Helado casero de vainilla con trocitos de chocolate sin máquina Recipe
Este helado sabe como el clásico helado americano de «chocolate chip»: denso, cremoso, con un marcado aroma a vainilla y trocitos de chocolate en su interior. No necesitas máquina de helados: todo se basa en nata montada y leche condensada. Es un postre que impresiona a los invitados y, en la práctica, solo requiere unos pocos ingredientes y un poco de paciencia durante el congelado.
Este helado combina la textura cremosa de una heladería americana con una preparación extremadamente sencilla, sin necesidad de máquina. La base de nata montada y leche condensada garantiza un resultado suave y denso, mientras que los trocitos de chocolate aportan contraste crujiente en cada bocado.
Consejos del chef
No batas la nata en exceso: si se vuelve demasiado densa y granulada, el helado quedará pesado. Usa nata y leche condensada bien frías para que la mezcla monte mejor y atrape más aire. Si quieres trocitos de chocolate más crujientes, utiliza chocolate con un alto porcentaje de cacao y pícalo justo antes de añadirlo.
Sugerencias de servicio
Sirve dos bolas de helado en un cuenco con salsa de chocolate o caramelo por encima. Combina muy bien con frutas frescas como fresas o frambuesas, o como topping para gofres y crepes recién hechos.

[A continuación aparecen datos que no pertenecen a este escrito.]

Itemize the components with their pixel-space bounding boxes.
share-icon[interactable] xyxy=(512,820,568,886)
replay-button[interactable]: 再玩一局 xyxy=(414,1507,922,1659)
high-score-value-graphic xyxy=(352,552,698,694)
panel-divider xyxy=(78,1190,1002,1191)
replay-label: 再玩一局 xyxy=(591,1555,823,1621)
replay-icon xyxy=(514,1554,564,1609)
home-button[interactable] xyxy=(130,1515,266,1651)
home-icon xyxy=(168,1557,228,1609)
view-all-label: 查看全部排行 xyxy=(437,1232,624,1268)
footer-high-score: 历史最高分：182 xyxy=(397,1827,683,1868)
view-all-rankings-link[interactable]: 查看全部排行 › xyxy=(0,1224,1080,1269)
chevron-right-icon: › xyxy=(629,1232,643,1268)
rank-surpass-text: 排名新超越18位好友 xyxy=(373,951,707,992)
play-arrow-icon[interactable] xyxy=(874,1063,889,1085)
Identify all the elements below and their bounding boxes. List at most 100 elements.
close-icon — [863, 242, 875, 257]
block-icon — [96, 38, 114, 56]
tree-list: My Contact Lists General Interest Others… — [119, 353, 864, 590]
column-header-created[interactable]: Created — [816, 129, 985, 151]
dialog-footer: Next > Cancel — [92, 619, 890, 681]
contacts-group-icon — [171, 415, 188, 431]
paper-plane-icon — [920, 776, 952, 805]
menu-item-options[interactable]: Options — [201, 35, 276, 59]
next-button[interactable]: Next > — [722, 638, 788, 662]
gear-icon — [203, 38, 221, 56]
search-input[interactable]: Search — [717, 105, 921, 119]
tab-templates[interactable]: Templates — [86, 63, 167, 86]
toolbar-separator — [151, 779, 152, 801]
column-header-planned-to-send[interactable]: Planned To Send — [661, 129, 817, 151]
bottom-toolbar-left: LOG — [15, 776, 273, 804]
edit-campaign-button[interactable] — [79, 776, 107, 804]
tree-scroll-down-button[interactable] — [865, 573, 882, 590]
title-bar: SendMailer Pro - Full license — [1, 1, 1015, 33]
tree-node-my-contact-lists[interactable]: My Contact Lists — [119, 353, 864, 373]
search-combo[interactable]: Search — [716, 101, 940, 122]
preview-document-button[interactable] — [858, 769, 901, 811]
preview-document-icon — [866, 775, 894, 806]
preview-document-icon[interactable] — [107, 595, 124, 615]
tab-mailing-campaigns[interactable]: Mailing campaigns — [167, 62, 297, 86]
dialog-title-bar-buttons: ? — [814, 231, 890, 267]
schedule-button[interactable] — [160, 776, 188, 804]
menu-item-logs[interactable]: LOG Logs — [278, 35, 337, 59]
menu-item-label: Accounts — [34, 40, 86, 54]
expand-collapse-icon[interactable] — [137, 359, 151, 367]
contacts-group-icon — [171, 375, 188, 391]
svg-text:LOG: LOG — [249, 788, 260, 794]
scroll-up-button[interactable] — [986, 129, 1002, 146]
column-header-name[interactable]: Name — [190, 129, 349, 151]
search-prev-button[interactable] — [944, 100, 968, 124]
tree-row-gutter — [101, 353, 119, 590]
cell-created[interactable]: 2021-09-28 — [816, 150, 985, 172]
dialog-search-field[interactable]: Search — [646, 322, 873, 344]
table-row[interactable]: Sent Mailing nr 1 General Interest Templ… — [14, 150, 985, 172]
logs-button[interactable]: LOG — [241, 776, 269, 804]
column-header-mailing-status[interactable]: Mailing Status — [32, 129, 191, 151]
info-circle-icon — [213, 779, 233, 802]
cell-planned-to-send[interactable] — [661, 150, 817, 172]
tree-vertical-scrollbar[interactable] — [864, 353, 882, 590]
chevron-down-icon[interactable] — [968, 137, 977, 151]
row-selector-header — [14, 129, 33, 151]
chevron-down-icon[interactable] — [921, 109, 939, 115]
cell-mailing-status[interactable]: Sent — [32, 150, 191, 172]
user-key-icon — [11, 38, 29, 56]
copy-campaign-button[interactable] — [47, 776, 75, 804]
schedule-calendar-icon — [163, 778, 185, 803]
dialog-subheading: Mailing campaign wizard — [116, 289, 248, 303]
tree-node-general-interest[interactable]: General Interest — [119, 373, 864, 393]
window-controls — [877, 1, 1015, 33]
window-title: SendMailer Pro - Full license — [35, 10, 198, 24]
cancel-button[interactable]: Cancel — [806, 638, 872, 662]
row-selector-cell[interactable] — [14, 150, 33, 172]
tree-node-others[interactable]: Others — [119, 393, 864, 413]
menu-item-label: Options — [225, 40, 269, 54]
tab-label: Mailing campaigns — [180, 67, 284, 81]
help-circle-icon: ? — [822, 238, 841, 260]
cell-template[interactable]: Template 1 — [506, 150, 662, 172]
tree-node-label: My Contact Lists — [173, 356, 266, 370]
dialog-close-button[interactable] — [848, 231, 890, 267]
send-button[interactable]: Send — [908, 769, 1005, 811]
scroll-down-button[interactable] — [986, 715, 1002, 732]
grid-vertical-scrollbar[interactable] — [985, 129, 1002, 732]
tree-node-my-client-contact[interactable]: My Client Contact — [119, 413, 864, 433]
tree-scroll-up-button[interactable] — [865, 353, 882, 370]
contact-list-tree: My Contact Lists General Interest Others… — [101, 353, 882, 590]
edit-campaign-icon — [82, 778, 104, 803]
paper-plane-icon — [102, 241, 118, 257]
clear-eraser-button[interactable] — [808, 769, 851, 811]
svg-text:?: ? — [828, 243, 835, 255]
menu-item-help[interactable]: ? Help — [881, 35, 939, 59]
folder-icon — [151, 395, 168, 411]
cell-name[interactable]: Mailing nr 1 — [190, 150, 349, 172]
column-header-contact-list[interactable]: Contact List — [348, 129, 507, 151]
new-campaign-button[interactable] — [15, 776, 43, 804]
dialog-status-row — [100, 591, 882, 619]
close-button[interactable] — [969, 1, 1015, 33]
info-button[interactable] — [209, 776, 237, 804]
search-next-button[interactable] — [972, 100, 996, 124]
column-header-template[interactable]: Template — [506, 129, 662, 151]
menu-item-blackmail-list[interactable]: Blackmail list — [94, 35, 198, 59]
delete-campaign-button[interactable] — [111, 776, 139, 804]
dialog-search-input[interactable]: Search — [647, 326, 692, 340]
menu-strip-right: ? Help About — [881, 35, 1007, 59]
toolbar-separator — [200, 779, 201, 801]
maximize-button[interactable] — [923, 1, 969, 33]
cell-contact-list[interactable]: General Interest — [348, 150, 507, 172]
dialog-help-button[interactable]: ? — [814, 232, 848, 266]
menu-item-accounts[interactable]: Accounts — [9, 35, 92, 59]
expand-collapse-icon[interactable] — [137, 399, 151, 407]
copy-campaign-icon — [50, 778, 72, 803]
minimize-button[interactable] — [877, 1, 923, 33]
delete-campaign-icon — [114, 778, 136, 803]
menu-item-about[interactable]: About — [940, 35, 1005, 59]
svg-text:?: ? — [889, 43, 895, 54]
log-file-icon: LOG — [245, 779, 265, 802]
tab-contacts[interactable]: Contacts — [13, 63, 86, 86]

Para un postre más elegante, sírvelo junto a un espresso caliente al estilo affogato (sin verter el café directamente si no quieres que se derrita demasiado).
Ingredientes
- nata para montar - 500 ml
- leche condensada - 400 g
- vainilla extracto - 5 ml
- chocolate - 80 g
- sal - 1 pizca
Preparación
- Enfría bien la nata y la leche condensada en la nevera durante varias horas, preferiblemente toda la noche. También puedes meter en la nevera el bol en el que vayas a montar la nata durante 15 minutos.
- Pica el chocolate con un cuchillo en trocitos pequeños; no tienen que ser perfectamente iguales, pero procura que no sean demasiado grandes.
- Vierte la nata en un bol grande. Bate con una batidora eléctrica a velocidad media durante 3–5 minutos, hasta obtener una crema espesa y esponjosa que mantenga la forma, pero que no esté tan batida como la mantequilla.
- En otro bol vierte la leche condensada, añade el extracto de vainilla y una pizca de sal. Mezcla con una cuchara o varilla hasta que los ingredientes se integren.
- Vierte en hilo fino la mezcla de leche condensada y vainilla sobre la nata montada, mezclando suavemente con una espátula o cuchara con movimientos envolventes de abajo hacia arriba para no perder esponjosidad. Mezcla solo hasta integrar.
- Añade el chocolate picado y vuelve a mezclar con suavidad para repartir los trocitos de manera uniforme.
- Pasa la mezcla a un molde metálico o de plástico (por ejemplo, tipo plumcake), alisa la superficie, cúbrela con film transparente de forma que toque la superficie del helado y mete el molde en el congelador durante un mínimo de 6 horas, mejor toda la noche.
- Antes de servir, saca el helado del congelador 5–10 minutos para que se ablande ligeramente y sea más fácil de servir.
Conservación
No hay información de conservación disponible para este plato.
Este es uno de esos postres que parecen mucho más elaborados de lo que realmente son. Ideal para preparar la víspera de una reunión familiar o con amigos: lo dejas en el congelador y el día siguiente solo tienes que servir. Además, es una base perfecta para experimentar con otros sabores y mezclas.